Defence Attaché of the Federal Republic of Germany in Canada, Lieutenant-Colonel Ralf Heimrich, recently received a token a Canadian man once collected as a little boy in the United Kingdom from a crash-landed German Air Force plane during the Second World War.

Airplane navigation system from a WW2 airplane finds its way back to Germany

Airplane navigation system from a WW2 airplane finds its way back to Germany

Michael ‘Luvi’ Croghan, an 86-year-old retired lawyer and former British soldier, had stored for decades an octant, a navigation instrument, he found in a crash-landed Focke Wulf Fw 200 “Condor” in the spring of 1941.

Growing up in Liverpool, UK, in the 1930s, Mr. Croghan had to leave his hometown when German bombardments, the so-called “Blitz”, became too dangerous and he was sent to relatives in Northern Wales to the Island of Anglesey.

He witnessed several safety and crash landings of German Luftwaffe airplanes. While local authorities detained the crews, Mr. Croghan and other children examined the aircraft wrecks and took away what they thought was useful or interesting.

Croghan found once a belt buckle, in another case an aeronautical map of Liverpool and Manchester, and finally the undamaged octant.

Living in Toronto, ON, many years later, he contacted the Defence Attaché staff in Ottawa with the desire to give the octant back to Germany or the family of the navigation officer of this airplane.

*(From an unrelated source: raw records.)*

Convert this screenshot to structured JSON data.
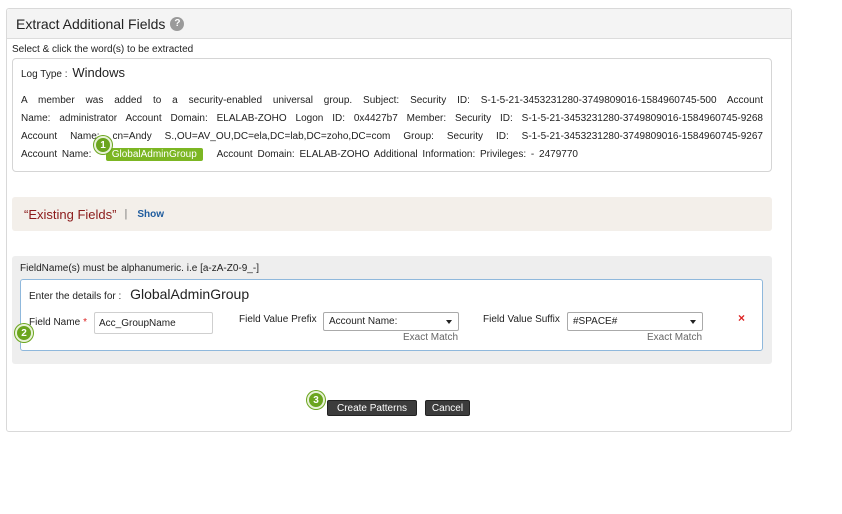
{
  "panel": {
    "title": "Extract Additional Fields",
    "help_icon": "?"
  },
  "instruction": "Select & click the word(s) to be extracted",
  "log": {
    "type_label": "Log Type :",
    "type_value": "Windows",
    "line1": "A member was added to a security-enabled universal group. Subject: Security ID: S-1-5-21-3453231280-3749809016-1584960745-500 Account",
    "line2": "Name: administrator Account Domain: ELALAB-ZOHO Logon ID: 0x4427b7 Member: Security ID: S-1-5-21-3453231280-3749809016-1584960745-9268",
    "line3": "Account Name: cn=Andy S.,OU=AV_OU,DC=ela,DC=lab,DC=zoho,DC=com Group: Security ID: S-1-5-21-3453231280-3749809016-1584960745-9267",
    "line4_prefix": "Account Name:",
    "line4_highlight": "GlobalAdminGroup",
    "line4_suffix": "Account Domain: ELALAB-ZOHO Additional Information: Privileges: - 2479770"
  },
  "existing": {
    "title": "“Existing Fields”",
    "separator": "|",
    "show_link": "Show"
  },
  "fields": {
    "note": "FieldName(s) must be alphanumeric. i.e [a-zA-Z0-9_-]",
    "details_label": "Enter the details for :",
    "details_value": "GlobalAdminGroup",
    "field_name_label": "Field Name",
    "required_mark": "*",
    "field_name_value": "Acc_GroupName",
    "prefix_label": "Field Value Prefix",
    "prefix_value": "Account Name:",
    "prefix_match": "Exact Match",
    "suffix_label": "Field Value Suffix",
    "suffix_value": "#SPACE#",
    "suffix_match": "Exact Match",
    "remove_icon": "×"
  },
  "buttons": {
    "create": "Create Patterns",
    "cancel": "Cancel"
  },
  "steps": [
    "1",
    "2",
    "3"
  ],
  "colors": {
    "highlight": "#7cb623",
    "step_badge": "#6ba51e",
    "existing_title": "#8b1a1a",
    "link": "#1f5c9e",
    "required": "#dd2222",
    "button": "#3c3c3c"
  }
}
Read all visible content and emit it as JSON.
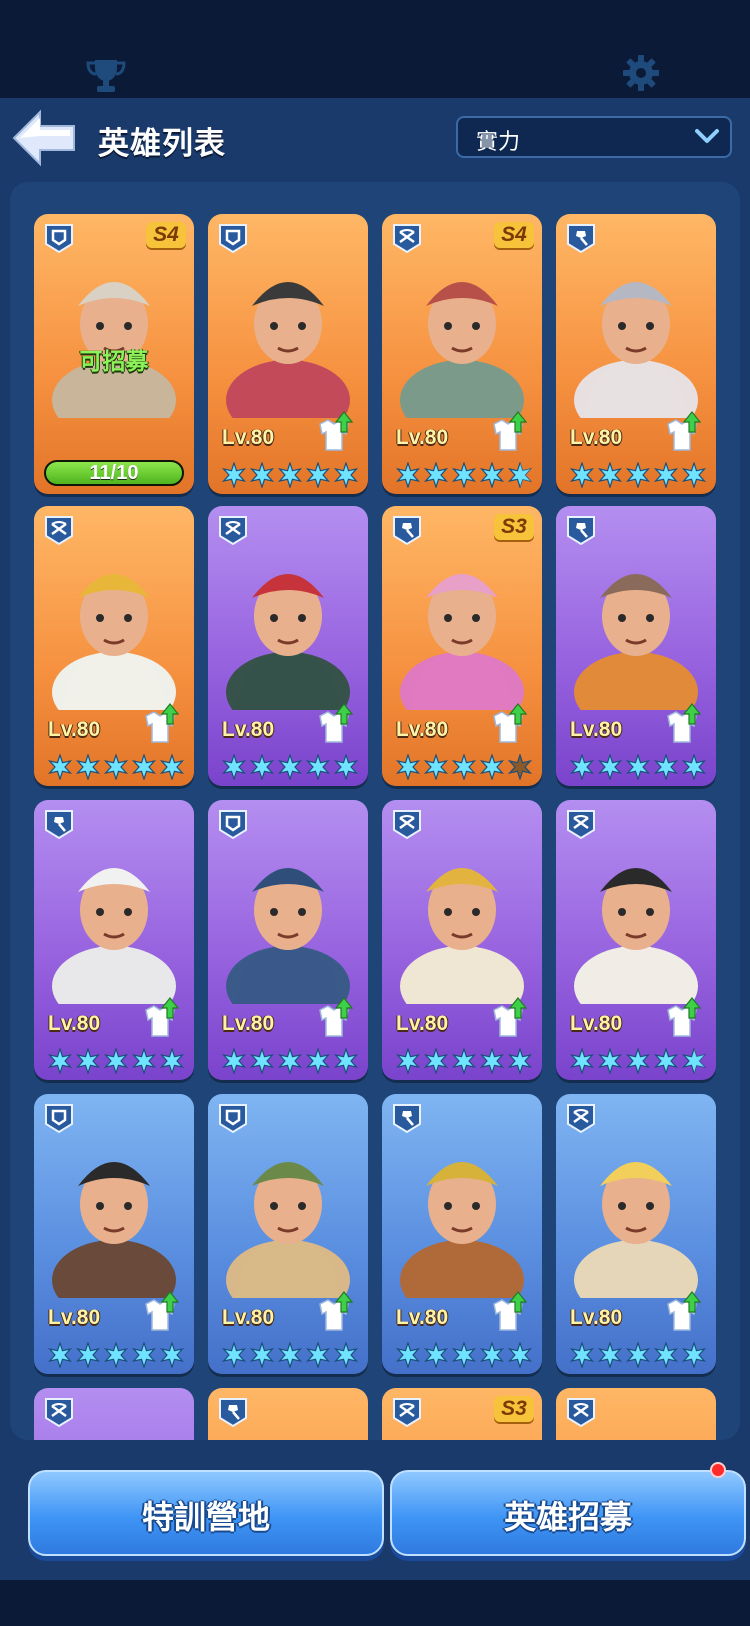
{
  "header": {
    "title": "英雄列表",
    "sort_label": "實力",
    "icons": [
      "trophy-icon",
      "gear-icon",
      "back-arrow-icon",
      "chevron-down-icon"
    ]
  },
  "colors": {
    "orange_card": "#f5903f",
    "purple_card": "#9763df",
    "blue_card": "#5b8fe0",
    "star": "#6fe3ff",
    "recruit_text": "#8df25a"
  },
  "heroes": [
    {
      "name": "hooded-scout",
      "role": "shield",
      "season": "S4",
      "rarity": "orange",
      "recruitable": true,
      "recruit_text": "可招募",
      "progress_text": "11/10",
      "progress": 1.0
    },
    {
      "name": "welder-mask-hero",
      "role": "shield",
      "season": "",
      "rarity": "orange",
      "level": "Lv.80",
      "stars": 5,
      "upgrade": true
    },
    {
      "name": "red-beret-girl",
      "role": "crossbow",
      "season": "S4",
      "rarity": "orange",
      "level": "Lv.80",
      "stars": 4.5,
      "upgrade": true
    },
    {
      "name": "goggle-girl",
      "role": "shovel",
      "season": "",
      "rarity": "orange",
      "level": "Lv.80",
      "stars": 5,
      "upgrade": true
    },
    {
      "name": "miner-helmet-man",
      "role": "crossbow",
      "season": "",
      "rarity": "orange",
      "level": "Lv.80",
      "stars": 5,
      "upgrade": true
    },
    {
      "name": "red-hair-woman",
      "role": "crossbow",
      "season": "",
      "rarity": "purple",
      "level": "Lv.80",
      "stars": 5,
      "upgrade": true
    },
    {
      "name": "earmuff-woman",
      "role": "shovel",
      "season": "S3",
      "rarity": "orange",
      "level": "Lv.80",
      "stars": 4,
      "upgrade": true
    },
    {
      "name": "viking-goggle-dwarf",
      "role": "shovel",
      "season": "",
      "rarity": "purple",
      "level": "Lv.80",
      "stars": 5,
      "upgrade": true
    },
    {
      "name": "chef-beard",
      "role": "shovel",
      "season": "",
      "rarity": "purple",
      "level": "Lv.80",
      "stars": 5,
      "upgrade": true
    },
    {
      "name": "police-hat-man",
      "role": "shield",
      "season": "",
      "rarity": "purple",
      "level": "Lv.80",
      "stars": 5,
      "upgrade": true
    },
    {
      "name": "aviator-blonde-man",
      "role": "crossbow",
      "season": "",
      "rarity": "purple",
      "level": "Lv.80",
      "stars": 5,
      "upgrade": true
    },
    {
      "name": "scarf-girl",
      "role": "crossbow",
      "season": "",
      "rarity": "purple",
      "level": "Lv.80",
      "stars": 4.5,
      "upgrade": true
    },
    {
      "name": "goggle-beard",
      "role": "shield",
      "season": "",
      "rarity": "blue",
      "level": "Lv.80",
      "stars": 5,
      "upgrade": true
    },
    {
      "name": "fur-hat-beard",
      "role": "shield",
      "season": "",
      "rarity": "blue",
      "level": "Lv.80",
      "stars": 5,
      "upgrade": true
    },
    {
      "name": "cap-mustache",
      "role": "shovel",
      "season": "",
      "rarity": "blue",
      "level": "Lv.80",
      "stars": 5,
      "upgrade": true
    },
    {
      "name": "blonde-hair-woman",
      "role": "crossbow",
      "season": "",
      "rarity": "blue",
      "level": "Lv.80",
      "stars": 5,
      "upgrade": true
    },
    {
      "name": "partial-1",
      "role": "crossbow",
      "season": "",
      "rarity": "purple",
      "level": "",
      "stars": 0,
      "upgrade": false
    },
    {
      "name": "partial-2",
      "role": "shovel",
      "season": "",
      "rarity": "orange",
      "level": "",
      "stars": 0,
      "upgrade": false
    },
    {
      "name": "partial-3",
      "role": "crossbow",
      "season": "S3",
      "rarity": "orange",
      "level": "",
      "stars": 0,
      "upgrade": false
    },
    {
      "name": "partial-4",
      "role": "crossbow",
      "season": "",
      "rarity": "orange",
      "level": "",
      "stars": 0,
      "upgrade": false
    }
  ],
  "footer": {
    "left_button": "特訓營地",
    "right_button": "英雄招募",
    "right_notification": true
  }
}
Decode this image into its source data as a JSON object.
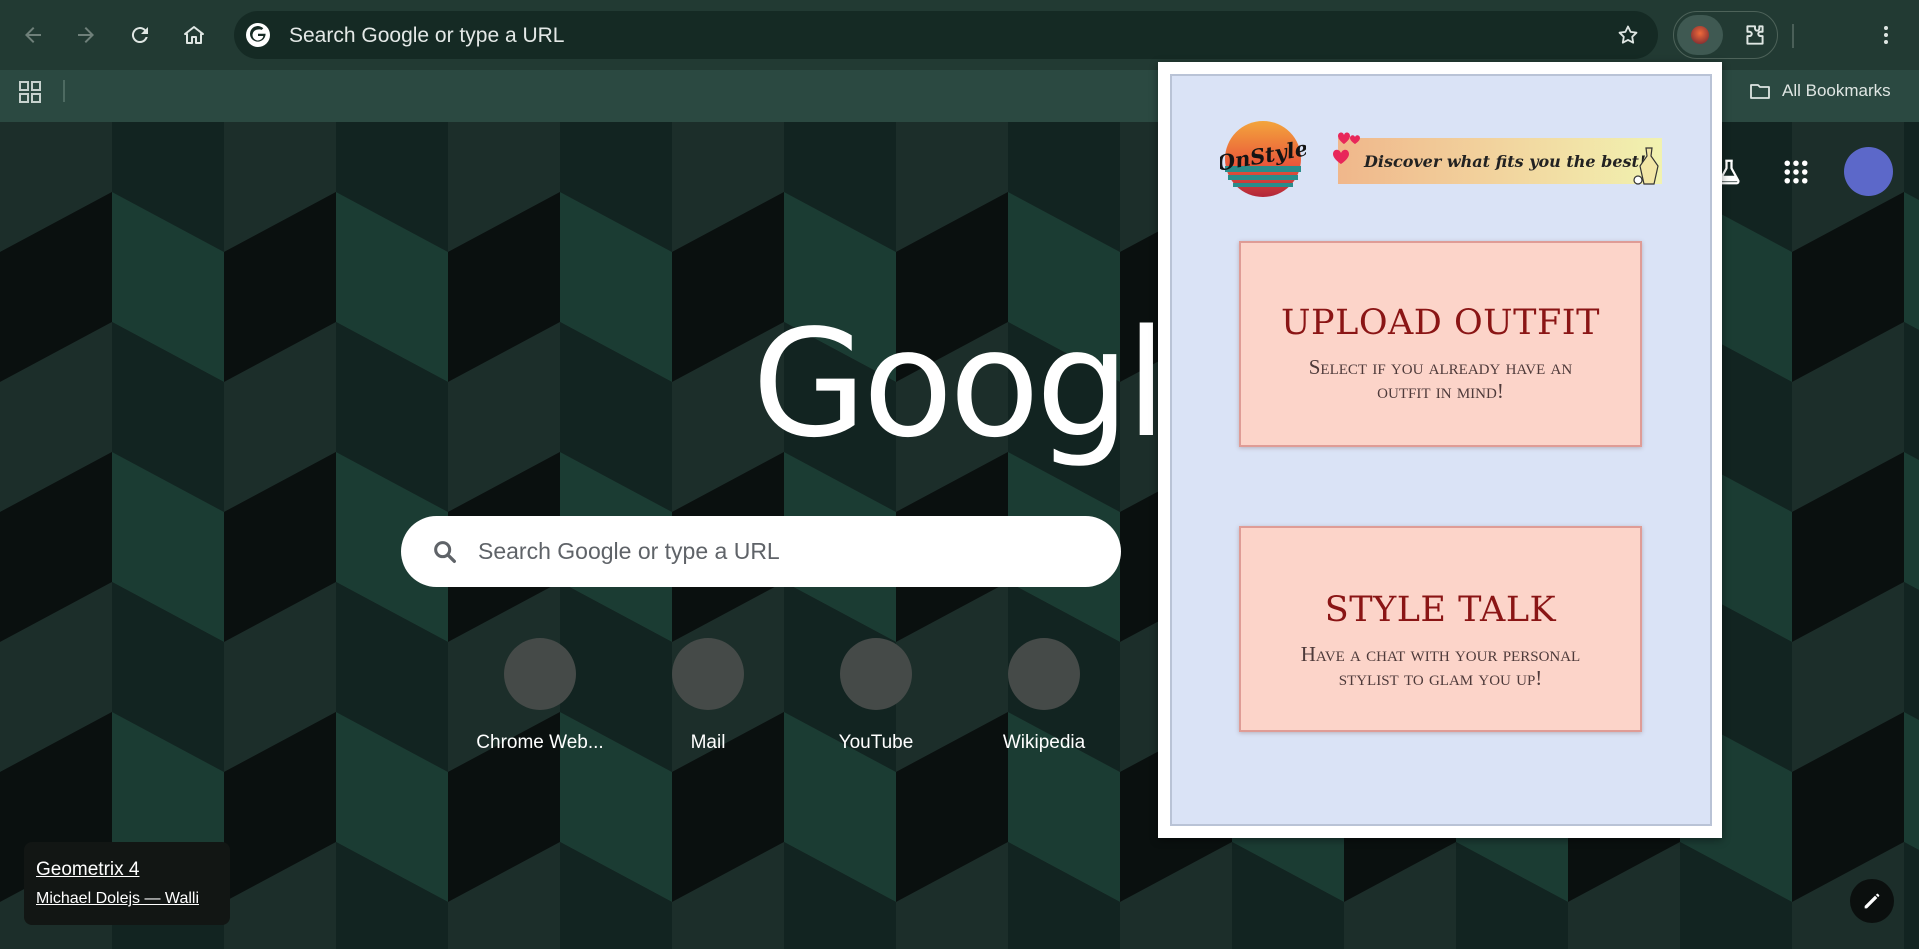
{
  "toolbar": {
    "omnibox_text": "Search Google or type a URL"
  },
  "bookmarks_bar": {
    "all_bookmarks_label": "All Bookmarks"
  },
  "ntp": {
    "logo_text": "Google",
    "search_placeholder": "Search Google or type a URL",
    "shortcuts": [
      {
        "label": "Chrome Web..."
      },
      {
        "label": "Mail"
      },
      {
        "label": "YouTube"
      },
      {
        "label": "Wikipedia"
      }
    ],
    "background_credit": {
      "title": "Geometrix 4",
      "author": "Michael Dolejs — Walli"
    }
  },
  "popup": {
    "logo_text": "OnStyle",
    "tagline": "Discover what fits you the best!",
    "cards": [
      {
        "title": "UPLOAD OUTFIT",
        "subtitle": "Select if you already have an outfit in mind!"
      },
      {
        "title": "STYLE TALK",
        "subtitle": "Have a chat with your personal stylist to glam you up!"
      }
    ]
  },
  "colors": {
    "toolbar_bg": "#223a33",
    "popup_bg": "#dae3f6",
    "card_bg": "#fcd4c9",
    "card_title": "#8a1515",
    "avatar": "#5c68c9"
  }
}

When the Defence Attaché staff investigated with several museums in Germany, they discovered the octant was an integral part of the Condor airplane, not a personal belonging of the navigation officer.

The artifact will now go to the Deutsches Technikmuseum Berlin where it will be included in the future display of a Condor aircraft that had been recovered in Norwegian waters in 1999 and which has since been refurbished in the Airbus factory in Bremen.